L'usine consomme en effet entre 200 et 250 GWh (gigawattheure)
d'électricité par an. « L'électricité représente 30 %
du prix de revient du sodium, un chiffre qui ne fait
qu'augmenter », s'indigne Bruno Gastinne. Pour tenter
d'inverser la tendance, la société souhaite s'associer au
groupement d'achat Exeltium. Ce consortium formé par les sept
entreprises les plus consommatrices d'électricité en France vise à
bénéficier de prix de l'électricité plus favorables auprès des
producteurs. Il doit à terme regrouper une soixantaine
d'entreprises (voir notre enquête). Par ailleurs, Métaux Spéciaux
milite pour obtenir un prix préférentiel sur le transport de
l'électricité. Dans la partie haute de l'usine trône en effet une
centrale hydroélectrique, vestige d'une époque où elle appartenait
à l'usine. Nationalisée en 1946, cette centrale appartient depuis à
EDF. D'où un certain agacement. « La centrale est située
sur le site, or nous payons le transport de l'électricité au tarif
en vigueur à savoir 7 euros le mégawattheure. C'est
scandaleux », s'insurge le dirigeant. Une autre voie
empruntée par la société pour grignoter des chiffres sur la facture
énergétique consiste à améliorer la productivité des cellules
d'électrolyse, un travail effectué par les équipes de R&D. Le
rendement actuel restera secret. Par ailleurs, la société s'est
lancée depuis deux ans dans des activités de services. Elle assure
ainsi l'entretien d'isoconteneurs et de wagons pour le compte de
tiers, voire de clients ou de concurrents. Et un nouveau projet de
taille l'attend.
Pour Bruno Gastinne et Christian Le Mouëllic, les allers-retours
en Chine s'enchaînent en effet. Les deux hommes sont en train
d'étudier un projet d'usine d'une capacité de
16 000 tonnes par an de sodium à Hohhot en Mongolie
intérieure, un endroit choisi pour des coûts attractifs de sel et
d'électricité. L'installation devrait pourrait être opérationnelle
fin 2007 et coûterait la somme de 25 millions d'euros. Alors
que sa part de marché dans cette région du monde s'élève
aujourd'hui à 5 %, la société espère atteindre les 15 % à
l'horizon 2010. « Dans tous les cas, il n'y aura pas de
transfert de machines ou d'équipements vers la Chine, ni de
fermeture du site de Pomblière », assure Bruno Gastinne.

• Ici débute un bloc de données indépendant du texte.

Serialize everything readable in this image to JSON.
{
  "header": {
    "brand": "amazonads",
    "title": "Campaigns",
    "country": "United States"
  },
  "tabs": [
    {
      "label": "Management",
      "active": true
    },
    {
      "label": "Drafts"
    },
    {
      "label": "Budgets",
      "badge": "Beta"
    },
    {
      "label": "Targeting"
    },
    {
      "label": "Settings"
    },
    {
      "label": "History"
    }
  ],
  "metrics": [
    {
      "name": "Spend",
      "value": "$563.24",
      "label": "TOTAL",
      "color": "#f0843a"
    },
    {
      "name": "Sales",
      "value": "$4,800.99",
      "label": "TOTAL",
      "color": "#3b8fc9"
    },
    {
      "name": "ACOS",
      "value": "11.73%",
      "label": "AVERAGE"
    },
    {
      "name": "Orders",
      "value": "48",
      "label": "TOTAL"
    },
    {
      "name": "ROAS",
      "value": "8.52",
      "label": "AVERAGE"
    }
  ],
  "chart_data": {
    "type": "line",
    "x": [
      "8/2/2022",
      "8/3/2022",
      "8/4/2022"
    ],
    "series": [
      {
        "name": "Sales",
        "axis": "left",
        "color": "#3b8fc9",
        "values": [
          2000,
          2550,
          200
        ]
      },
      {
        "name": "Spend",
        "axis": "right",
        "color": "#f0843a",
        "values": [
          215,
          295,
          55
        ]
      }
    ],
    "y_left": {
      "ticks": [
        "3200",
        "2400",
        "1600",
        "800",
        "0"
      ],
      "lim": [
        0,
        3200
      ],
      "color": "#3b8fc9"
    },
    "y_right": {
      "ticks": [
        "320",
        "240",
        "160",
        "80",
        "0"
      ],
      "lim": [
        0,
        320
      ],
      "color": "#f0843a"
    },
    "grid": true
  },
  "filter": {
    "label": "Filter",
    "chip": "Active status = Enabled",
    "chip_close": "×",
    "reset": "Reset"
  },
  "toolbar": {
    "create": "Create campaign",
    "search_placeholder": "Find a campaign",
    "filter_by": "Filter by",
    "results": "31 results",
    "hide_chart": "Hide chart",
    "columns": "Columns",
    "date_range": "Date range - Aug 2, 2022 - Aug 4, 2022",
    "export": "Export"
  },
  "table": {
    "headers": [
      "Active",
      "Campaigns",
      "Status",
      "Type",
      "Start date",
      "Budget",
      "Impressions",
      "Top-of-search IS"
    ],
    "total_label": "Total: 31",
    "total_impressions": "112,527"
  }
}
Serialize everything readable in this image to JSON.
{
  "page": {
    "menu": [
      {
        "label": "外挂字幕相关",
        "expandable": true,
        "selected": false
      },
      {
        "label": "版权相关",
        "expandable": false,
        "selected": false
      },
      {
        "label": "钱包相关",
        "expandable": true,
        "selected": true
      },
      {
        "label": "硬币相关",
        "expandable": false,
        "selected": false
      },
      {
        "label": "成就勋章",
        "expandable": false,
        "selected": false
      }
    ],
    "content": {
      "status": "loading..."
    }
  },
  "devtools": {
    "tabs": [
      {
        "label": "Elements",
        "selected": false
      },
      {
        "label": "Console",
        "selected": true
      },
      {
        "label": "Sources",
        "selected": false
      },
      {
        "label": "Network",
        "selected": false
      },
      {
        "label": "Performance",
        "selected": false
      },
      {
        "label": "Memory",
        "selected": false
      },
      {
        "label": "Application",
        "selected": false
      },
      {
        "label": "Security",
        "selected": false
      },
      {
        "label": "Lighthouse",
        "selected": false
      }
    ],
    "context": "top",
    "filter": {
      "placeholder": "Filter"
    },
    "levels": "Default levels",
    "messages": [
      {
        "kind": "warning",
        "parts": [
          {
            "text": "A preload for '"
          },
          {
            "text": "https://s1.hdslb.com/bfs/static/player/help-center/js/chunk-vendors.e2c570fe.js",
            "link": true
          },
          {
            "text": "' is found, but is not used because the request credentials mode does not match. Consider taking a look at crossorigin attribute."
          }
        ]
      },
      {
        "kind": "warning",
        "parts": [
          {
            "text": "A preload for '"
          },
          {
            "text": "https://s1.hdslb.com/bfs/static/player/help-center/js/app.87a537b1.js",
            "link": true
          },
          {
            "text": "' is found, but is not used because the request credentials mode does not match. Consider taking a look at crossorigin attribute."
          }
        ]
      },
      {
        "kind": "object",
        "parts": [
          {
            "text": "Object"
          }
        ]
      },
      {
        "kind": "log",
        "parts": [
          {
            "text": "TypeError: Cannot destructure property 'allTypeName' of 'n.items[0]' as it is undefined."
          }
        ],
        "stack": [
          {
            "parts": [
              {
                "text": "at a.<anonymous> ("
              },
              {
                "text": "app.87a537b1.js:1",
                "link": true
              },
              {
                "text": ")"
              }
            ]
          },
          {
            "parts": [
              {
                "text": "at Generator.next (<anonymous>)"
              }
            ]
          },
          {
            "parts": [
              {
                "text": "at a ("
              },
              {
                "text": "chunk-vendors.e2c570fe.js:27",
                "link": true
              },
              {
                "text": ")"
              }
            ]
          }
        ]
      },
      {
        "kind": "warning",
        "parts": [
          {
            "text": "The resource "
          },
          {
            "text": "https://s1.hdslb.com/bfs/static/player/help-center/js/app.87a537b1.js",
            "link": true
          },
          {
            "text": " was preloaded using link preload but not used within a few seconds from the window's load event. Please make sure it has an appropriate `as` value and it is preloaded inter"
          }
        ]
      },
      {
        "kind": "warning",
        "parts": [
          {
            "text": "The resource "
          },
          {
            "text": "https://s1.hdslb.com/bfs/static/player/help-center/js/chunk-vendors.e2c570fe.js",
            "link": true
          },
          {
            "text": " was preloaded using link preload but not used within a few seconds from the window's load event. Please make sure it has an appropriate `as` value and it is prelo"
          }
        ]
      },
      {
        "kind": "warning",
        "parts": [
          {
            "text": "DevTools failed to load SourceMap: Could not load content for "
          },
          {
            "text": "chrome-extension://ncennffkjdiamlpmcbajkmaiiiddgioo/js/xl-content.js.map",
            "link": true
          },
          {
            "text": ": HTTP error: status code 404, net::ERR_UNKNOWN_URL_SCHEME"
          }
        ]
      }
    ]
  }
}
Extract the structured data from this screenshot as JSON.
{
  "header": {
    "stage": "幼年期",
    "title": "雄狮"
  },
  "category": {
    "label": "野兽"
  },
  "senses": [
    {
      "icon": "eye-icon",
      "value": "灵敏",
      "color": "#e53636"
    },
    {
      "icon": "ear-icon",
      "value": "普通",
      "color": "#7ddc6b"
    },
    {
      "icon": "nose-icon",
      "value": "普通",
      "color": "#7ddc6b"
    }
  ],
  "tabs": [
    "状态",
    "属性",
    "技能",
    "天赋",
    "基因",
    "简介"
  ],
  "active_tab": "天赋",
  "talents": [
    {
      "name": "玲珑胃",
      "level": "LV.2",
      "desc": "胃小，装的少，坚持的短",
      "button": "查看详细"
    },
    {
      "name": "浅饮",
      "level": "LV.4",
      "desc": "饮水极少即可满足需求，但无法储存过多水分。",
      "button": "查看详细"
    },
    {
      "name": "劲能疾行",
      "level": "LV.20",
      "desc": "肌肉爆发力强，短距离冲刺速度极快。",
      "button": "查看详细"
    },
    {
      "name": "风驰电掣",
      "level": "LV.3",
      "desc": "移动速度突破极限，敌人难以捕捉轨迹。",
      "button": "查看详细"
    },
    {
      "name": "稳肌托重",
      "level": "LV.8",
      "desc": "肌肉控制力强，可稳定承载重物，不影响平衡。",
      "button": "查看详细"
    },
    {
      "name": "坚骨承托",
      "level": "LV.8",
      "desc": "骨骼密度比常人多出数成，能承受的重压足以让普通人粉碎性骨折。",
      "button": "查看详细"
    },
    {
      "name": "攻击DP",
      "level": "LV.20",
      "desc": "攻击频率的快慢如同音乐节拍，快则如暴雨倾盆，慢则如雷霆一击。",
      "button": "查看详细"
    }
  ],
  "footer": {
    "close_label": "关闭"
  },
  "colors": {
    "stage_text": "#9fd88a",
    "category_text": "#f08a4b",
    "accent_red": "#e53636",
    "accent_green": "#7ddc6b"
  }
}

Accrochée à sa montagne depuis plus de cent ans, Métaux Spéciaux
espère se tailler une place de choix depuis les steppes herbeuses
de Chine.
Camille ChandèsLES APPLICATIONS DU SODIUM METAL
- Blue jean : le sodium sert à la fabrication de l'indigo
synthétique.
- Fabrication du borohydrure de sodium.
Ce dernier est utilisé pour le blanchiment de la pâte à
papier.
- Historiquement utilisé pour la synthèse du PTE (plomb
tétraétyle), ancien additif pour les essences plombées.
Aujourd'hui cette application a été abandonnée.
- Fabrication d'herbicides, de vitamines et d'intermédiaires
pharmaceutiques.
- Pneus verts.
- Pigments organiques rouges sans cadmium.
- Batteries.
- Raffinage de certains métaux nobles.